Friday, 16 January 2015

Microservices and the future in business enterprise software development

Business processing has evolved from being
  • Done by humans, to
  • Hardware, to
  • Machine code, to
  • Compiled, to
  • Intermediately compiled, to
  • Scripted 

At each step of evolution these systems becomes more and more interconnected.  Isolated mainframes evolve into micro-services that run on mobiles and the cloud. 

As the cost of implementing each component falls so does the need to invest in their planning and design, until you almost do not want to do any at all.  This ‘suck it and see’ approach, where the implementation is the prototype, and is eventually the published design, often gives the best results as experience is a valuable form of design feedback.  This reductive agile process is like chipping away at a piece of marble in comparison to an additive one when working with clay. 

This approach interestingly was done with great success by Russian rocket scientists with a fraction of the budget of the Americans.  E.g. plans for an efficient N1 rocket motor from the design bureau, only worked when the build engineers played with the designs, once perfected the design was sent back to the design bureau.  Although the rocket never went to the moon, the motors were successfully used decades later by the Americans.

This counter-informative way of doing things motivates developers as they can just get on with doing what they love: turning requirements into living code.  It results in smaller teams and depends less on software architects and project managers, in exchange for a more direct dialogue with the owner themselves.

Having said that if anything went then there would be anarchy, so some simple standards are required.   Code quality, agreed methods/interfaces for communicating between components, code reuse of standard sub components e.g. logging, database connectivity, email etc.  The number of rules need to be simple, clear and wherever possible automatically checked.   Scientist have found out that fish follow very simple rules to work effectively in a shoal, the same goes for micro-services.
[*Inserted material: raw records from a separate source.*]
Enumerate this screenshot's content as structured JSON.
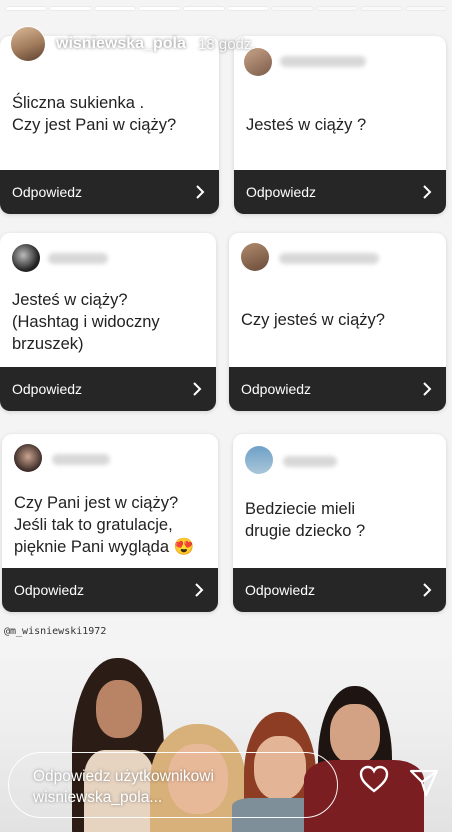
{
  "story": {
    "username": "wisniewska_pola",
    "time": "18 godz.",
    "segments_total": 10,
    "segments_done": 6
  },
  "header_icons": [
    "play-icon",
    "mute-icon",
    "more-icon"
  ],
  "cards": [
    {
      "question": "Śliczna sukienka .\nCzy jest Pani w ciąży?",
      "answer_label": "Odpowiedz"
    },
    {
      "question": "Jesteś w ciąży ?",
      "answer_label": "Odpowiedz"
    },
    {
      "question": "Jesteś w ciąży?\n(Hashtag i widoczny\nbrzuszek)",
      "answer_label": "Odpowiedz"
    },
    {
      "question": "Czy jesteś w ciąży?",
      "answer_label": "Odpowiedz"
    },
    {
      "question": "Czy Pani jest w ciąży?\nJeśli tak to gratulacje,\npięknie Pani wygląda 😍",
      "answer_label": "Odpowiedz"
    },
    {
      "question": "Bedziecie mieli\ndrugie dziecko ?",
      "answer_label": "Odpowiedz"
    }
  ],
  "mention": "@m_wisniewski1972",
  "reply": {
    "placeholder": "Odpowiedz użytkownikowi\nwisniewska_pola..."
  },
  "footer_icons": [
    "heart-icon",
    "send-icon"
  ],
  "colors": {
    "answer_bar": "#262626",
    "card_bg": "#ffffff"
  }
}
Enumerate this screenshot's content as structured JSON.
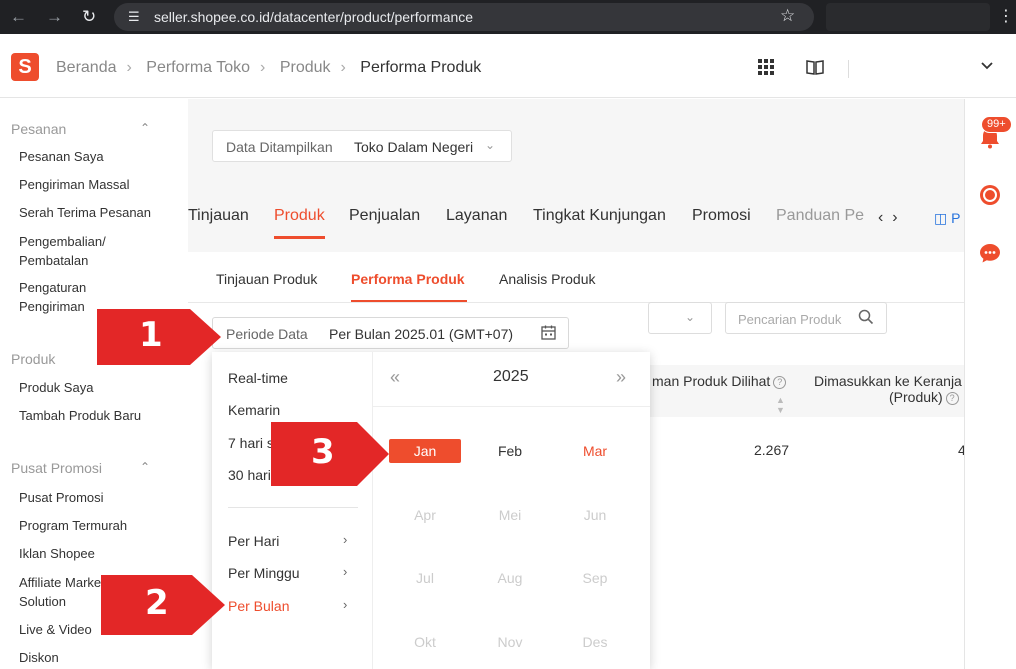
{
  "browser": {
    "url": "seller.shopee.co.id/datacenter/product/performance"
  },
  "header": {
    "logo_letter": "S",
    "breadcrumbs": [
      "Beranda",
      "Performa Toko",
      "Produk"
    ],
    "breadcrumb_current": "Performa Produk"
  },
  "sidebar": {
    "sections": [
      {
        "title": "Pesanan",
        "items": [
          "Pesanan Saya",
          "Pengiriman Massal",
          "Serah Terima Pesanan",
          "Pengembalian/ Pembatalan",
          "Pengaturan Pengiriman"
        ]
      },
      {
        "title": "Produk",
        "items": [
          "Produk Saya",
          "Tambah Produk Baru"
        ]
      },
      {
        "title": "Pusat Promosi",
        "items": [
          "Pusat Promosi",
          "Program Termurah",
          "Iklan Shopee",
          "Affiliate Marketing Solution",
          "Live & Video",
          "Diskon"
        ]
      }
    ]
  },
  "data_selector": {
    "label": "Data Ditampilkan",
    "value": "Toko Dalam Negeri"
  },
  "main_tabs": [
    "Tinjauan",
    "Produk",
    "Penjualan",
    "Layanan",
    "Tingkat Kunjungan",
    "Promosi",
    "Panduan Pe"
  ],
  "main_tab_active": "Produk",
  "main_tab_link": "P",
  "sub_tabs": [
    "Tinjauan Produk",
    "Performa Produk",
    "Analisis Produk"
  ],
  "sub_tab_active": "Performa Produk",
  "periode": {
    "label": "Periode Data",
    "value": "Per Bulan  2025.01 (GMT+07)"
  },
  "search": {
    "placeholder": "Pencarian Produk"
  },
  "table": {
    "headers": [
      "man Produk Dilihat",
      "Dimasukkan ke Keranja",
      "(Produk)"
    ],
    "row": [
      "2.267",
      "4"
    ]
  },
  "notifications": {
    "badge": "99+"
  },
  "date_popup": {
    "quick_options": [
      "Real-time",
      "Kemarin",
      "7 hari s",
      "30 hari"
    ],
    "granularity_options": [
      "Per Hari",
      "Per Minggu",
      "Per Bulan"
    ],
    "active_option": "Per Bulan",
    "year": "2025",
    "months": [
      "Jan",
      "Feb",
      "Mar",
      "Apr",
      "Mei",
      "Jun",
      "Jul",
      "Aug",
      "Sep",
      "Okt",
      "Nov",
      "Des"
    ],
    "selected_month": "Jan",
    "enabled_months": [
      "Jan",
      "Feb",
      "Mar"
    ],
    "current_month": "Mar"
  },
  "callouts": [
    "1",
    "2",
    "3"
  ],
  "colors": {
    "brand": "#ee4d2d",
    "callout": "#e32727",
    "link": "#2673dd"
  }
}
The language that best suits this is JavaScript/Node, it is portable, lightweight and extensively supported.   However it being a bit of a rush job when first implemented, it misses many features that are considered best practice such as type safety.  Also as it is such a dynamic language key components can morph unexpectedly to express different behaviour when a new dependency is injected into an application.  However these issues are not insurmountable and the benefits easily outweigh them.  Also some of the weaknesses have changed the behaviour of developers considerably by actively encouraging them to use BDD/TDD unit testing at a much earlier stage in development that is usual in other languages, which helps in developing a higher quality product in the end.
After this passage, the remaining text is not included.